In 1997, my grandfather had a stroke. My grandmother cared for him at home. His left side was paralyzed and he was bound to a wheelchair. In the spring of 2004 he had another stroke, this one fatal. In October the same year, my grandmother became ill. She was diagnosed with renal carcinoma which had already spread into her lungs. She was given two to three month to live.
She’d always wanted to take care of my grandfather by herself at home. Her first goal was to make sure he would never have to live in a residential care home for the elderly. But when he died, I think she saw her dream fulfilled. She simply had no reason to suppress or ignore the symptoms of her own illness any longer. She had held out for as long as it had been necessary and now she could let go – and she did. She died in October 2004, just three weeks after the diagnosis. They were married for more than 60 years and I believe she just didn’t want to live any longer without him.
I still find it amazing how she was able to suppress her illness for so long. But her deepest wish was of being there for my grandfather. It’s a comforting thought that sometimes the spirit seems to be able to win over the body, isn’t it?
The other reason why the last part was so personal to me was because it showed De’s character. Don’t get me wrong. You can easily see his decent personality throughout the whole book. But it was so impressive to read with how much dignity and gentleness he lived through the last months of his life. Again, he reminded me of someone from my own family.
My granduncle had been very like De. He was a wonderful and very important person to me. He was my mentor and encouraged me to go my way and helped me through some hard times. In many ways De’s support for you reminded me of him. This granduncle was a warmhearted, kind, decent and humorous person. We laughed a lot and he had a great sense for sarcasm and irony, as I do. He was the brother of my beloved grandmother and they were very much alike. They were just wonderful and I still miss them a lot. So your book brought many vivid memories back to me.

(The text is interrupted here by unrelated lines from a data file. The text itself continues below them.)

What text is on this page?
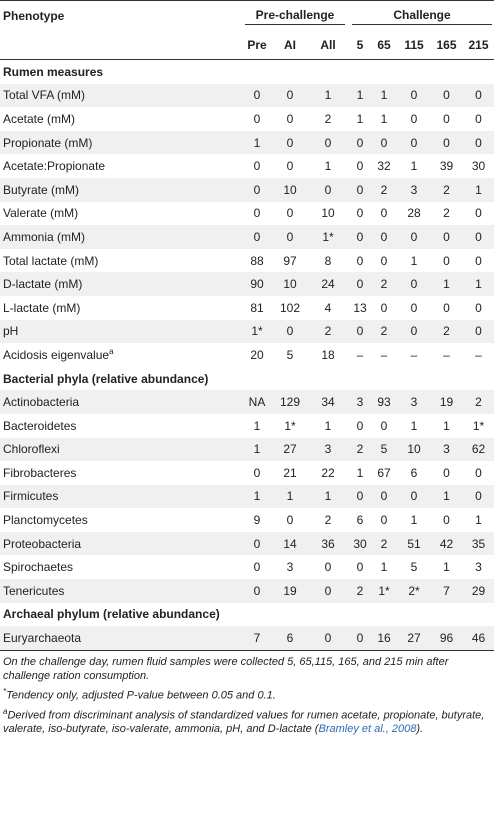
Phenotype	Pre-challenge			Challenge				
	Pre	AI	All	5	65	115	165	215
Rumen measures								
Total VFA (mM)	0	0	1	1	1	0	0	0
Acetate (mM)	0	0	2	1	1	0	0	0
Propionate (mM)	1	0	0	0	0	0	0	0
Acetate:Propionate	0	0	1	0	32	1	39	30
Butyrate (mM)	0	10	0	0	2	3	2	1
Valerate (mM)	0	0	10	0	0	28	2	0
Ammonia (mM)	0	0	1*	0	0	0	0	0
Total lactate (mM)	88	97	8	0	0	1	0	0
D-lactate (mM)	90	10	24	0	2	0	1	1
L-lactate (mM)	81	102	4	13	0	0	0	0
pH	1*	0	2	0	2	0	2	0
Acidosis eigenvalue$^a$	20	5	18	–	–	–	–	–
Bacterial phyla (relative abundance)								
Actinobacteria	NA	129	34	3	93	3	19	2
Bacteroidetes	1	1*	1	0	0	1	1	1*
Chloroflexi	1	27	3	2	5	10	3	62
Fibrobacteres	0	21	22	1	67	6	0	0
Firmicutes	1	1	1	0	0	0	1	0
Planctomycetes	9	0	2	6	0	1	0	1
Proteobacteria	0	14	36	30	2	51	42	35
Spirochaetes	0	3	0	0	1	5	1	3
Tenericutes	0	19	0	2	1*	2*	7	29
Archaeal phylum (relative abundance)								
Euryarchaeota	7	6	0	0	16	27	96	46

On the challenge day, rumen fluid samples were collected 5, 65,115, 165, and 215 min after challenge ration consumption.

*Tendency only, adjusted P-value between 0.05 and 0.1.

$^a$Derived from discriminant analysis of standardized values for rumen acetate, propionate, butyrate, valerate, iso-butyrate, iso-valerate, ammonia, pH, and D-lactate (Bramley et al., 2008).
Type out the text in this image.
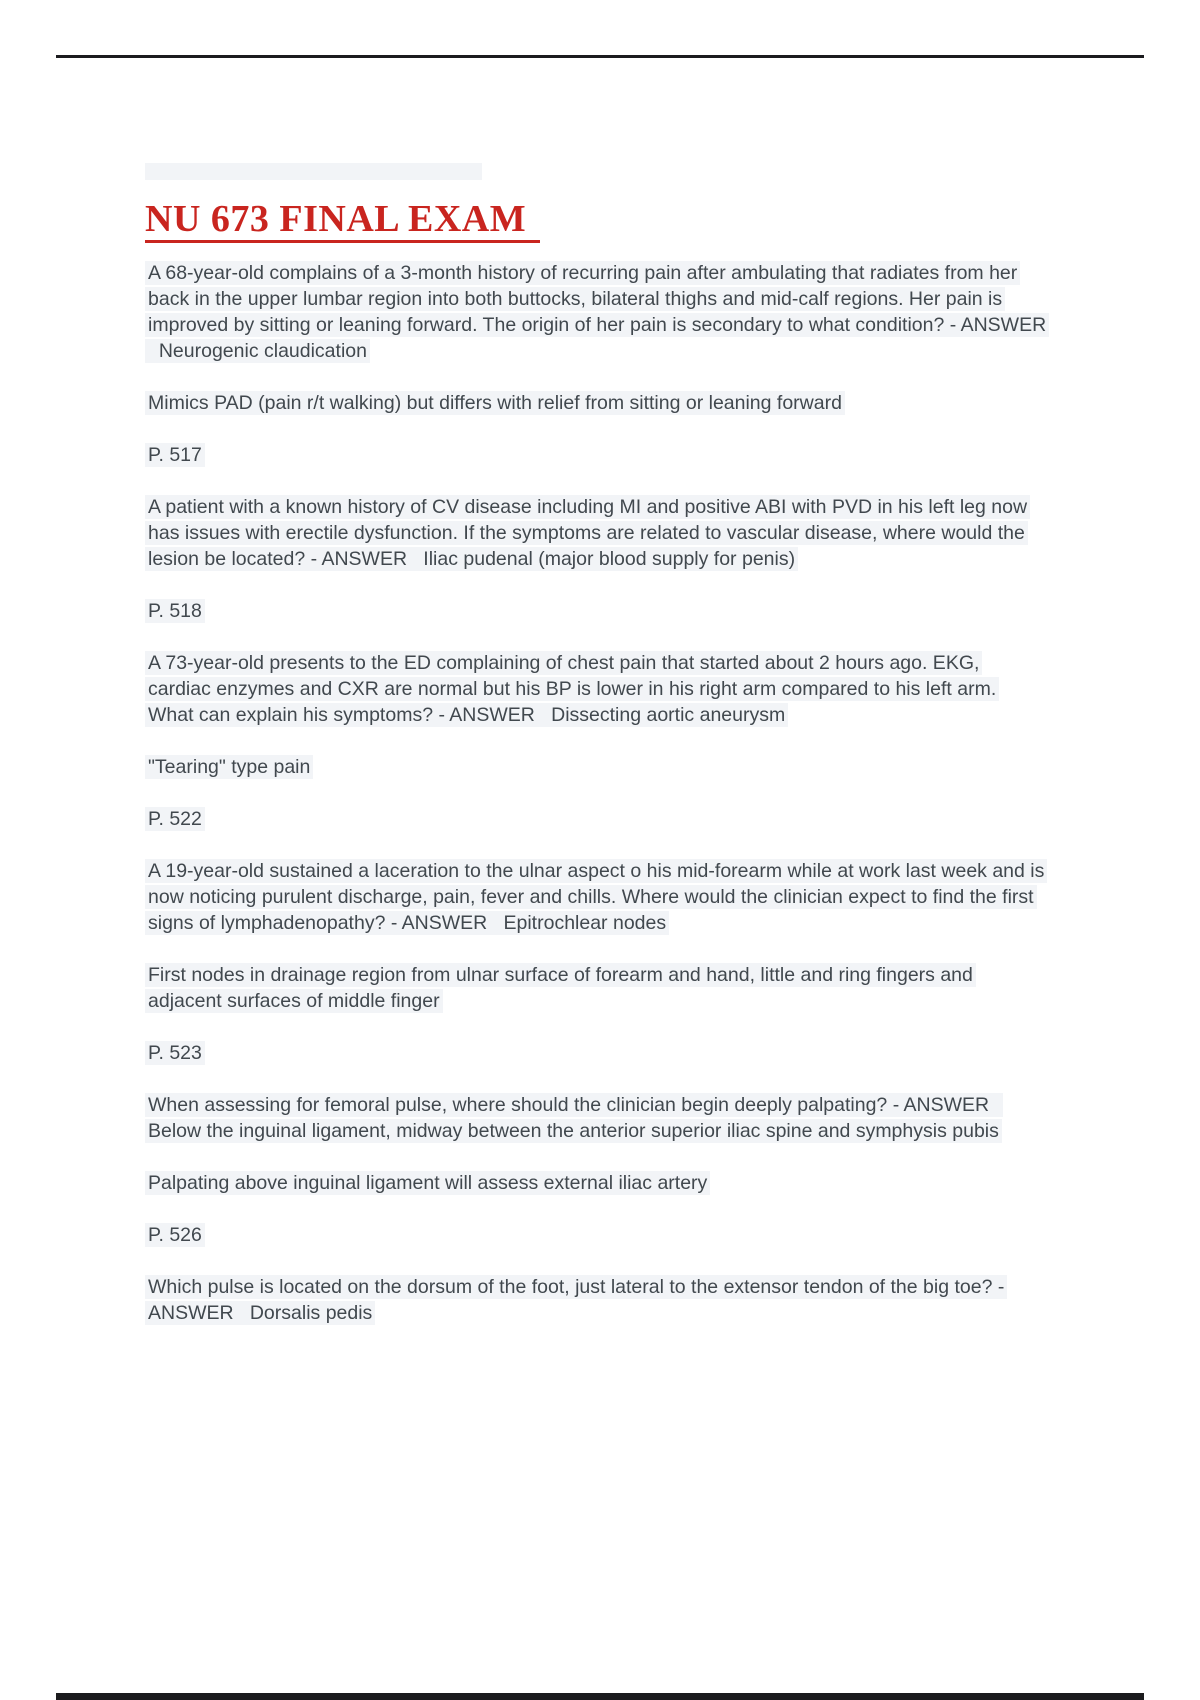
NU 673 FINAL EXAM

A 68-year-old complains of a 3-month history of recurring pain after ambulating that radiates from her back in the upper lumbar region into both buttocks, bilateral thighs and mid-calf regions. Her pain is improved by sitting or leaning forward. The origin of her pain is secondary to what condition? - ANSWER   Neurogenic claudication

Mimics PAD (pain r/t walking) but differs with relief from sitting or leaning forward

P. 517

A patient with a known history of CV disease including MI and positive ABI with PVD in his left leg now has issues with erectile dysfunction. If the symptoms are related to vascular disease, where would the lesion be located? - ANSWER   Iliac pudenal (major blood supply for penis)

P. 518

A 73-year-old presents to the ED complaining of chest pain that started about 2 hours ago. EKG, cardiac enzymes and CXR are normal but his BP is lower in his right arm compared to his left arm. What can explain his symptoms? - ANSWER   Dissecting aortic aneurysm

"Tearing" type pain

P. 522

A 19-year-old sustained a laceration to the ulnar aspect o his mid-forearm while at work last week and is now noticing purulent discharge, pain, fever and chills. Where would the clinician expect to find the first signs of lymphadenopathy? - ANSWER   Epitrochlear nodes

First nodes in drainage region from ulnar surface of forearm and hand, little and ring fingers and adjacent surfaces of middle finger

P. 523

When assessing for femoral pulse, where should the clinician begin deeply palpating? - ANSWER   Below the inguinal ligament, midway between the anterior superior iliac spine and symphysis pubis

Palpating above inguinal ligament will assess external iliac artery

P. 526

Which pulse is located on the dorsum of the foot, just lateral to the extensor tendon of the big toe? - ANSWER   Dorsalis pedis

I just wanted to show you how deeply moved I’ve been by your book. You shared so many personal details of your life, I wanted to return the favor.
But all I want to let you know is I still remember De dearly. STAR TREK wouldn’t have been the same without him. I really appreciate all the work you are doing to keep his legacy alive.
Thank you again for all of your work to hold the reminiscence of De alive. You do a fantastic job of it.
I wish you all the best,
PS: Maybe I’ll send you another feedback when I’ve read your e-book ‘THE ENDURING LEGACY OF DeFOREST KELLEY: ACTOR, HEALER, FRIEND’. I promise it will be shorter than this was. *laugh* But first I need to finish Terry Lee Rioux’s book ‘FROM SAWDUST TO STARDUST’.